The best-known and most widely used lyrics to the melody were written by German preacher and collector of folk songs August Zarnack. Zarnack's version was originally published under the title "Der schwere Traum" (The heavy dream), and appeared in Zarnack's 1820 book which was a collection of German folk songs intended for primary schools. Zarnack's textbook sold well, and in the 1840s and onwards, "Ich hab die Nacht geträumet" was increasingly included in other music workbooks as well for schools and choirs.

== Lyrics ==
|
Ich hab die Nacht geträumet wohl einen schweren Traum, es wuchs in meinem Garten ein Rosmarienbaum. Ein Kirchhof war der Garten ein Blumenbeet das Grab, und von dem grünen Baume fiel Kron und Blüte ab. Die Blüten tät ich sammeln in einen goldnen Krug, der fiel mir aus den Händen, dass er in Stücken schlug. Draus sah ich Perlen rinnen und Tröpflein rosenrot: Was mag der Traum bedeuten? Ach Liebster, bist Du tot?
 |
I had a dream last night, It was such a worrisome dream, There was growing in my garden, A rosemary tree. A graveyard was the garden, A flowerbed the grave And from the green tree The crown and flower fell. The blossoms I gathered in a golden jar, It fell out of my hands, And smashed to pieces. Out of it I saw pearls trickling And droplets rose-red What could the dream mean?
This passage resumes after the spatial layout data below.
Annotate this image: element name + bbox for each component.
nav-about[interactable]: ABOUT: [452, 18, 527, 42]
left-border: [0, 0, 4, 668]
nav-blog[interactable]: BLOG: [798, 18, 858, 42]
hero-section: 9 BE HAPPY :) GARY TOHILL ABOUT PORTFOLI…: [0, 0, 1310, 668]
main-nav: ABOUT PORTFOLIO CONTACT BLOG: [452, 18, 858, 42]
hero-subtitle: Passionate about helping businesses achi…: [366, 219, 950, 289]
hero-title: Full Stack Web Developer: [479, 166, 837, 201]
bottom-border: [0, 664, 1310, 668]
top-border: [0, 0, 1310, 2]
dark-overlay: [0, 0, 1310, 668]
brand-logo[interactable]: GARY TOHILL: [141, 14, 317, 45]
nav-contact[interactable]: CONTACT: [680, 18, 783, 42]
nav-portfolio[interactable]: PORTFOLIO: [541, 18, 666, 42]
Oh, my love, are you dead?
 |

==Melody==

Source

== Musical settings ==
Johannes Brahms wrote a choral version of the song between 1859 and 1862. Max Reger published two versions for choir a cappella, in 1898 a setting for men's chorus choral (TTBB) as No. 5 of WoO VI/6, and in 1899 a setting for mixed choir as No. 4 of WoO VI/11. In 2004, the German band Heimatærde released its first EP named after the song, including two versions of it. The 2016 video game Civilization VI uses four versions of the song as its theme for the German civilization.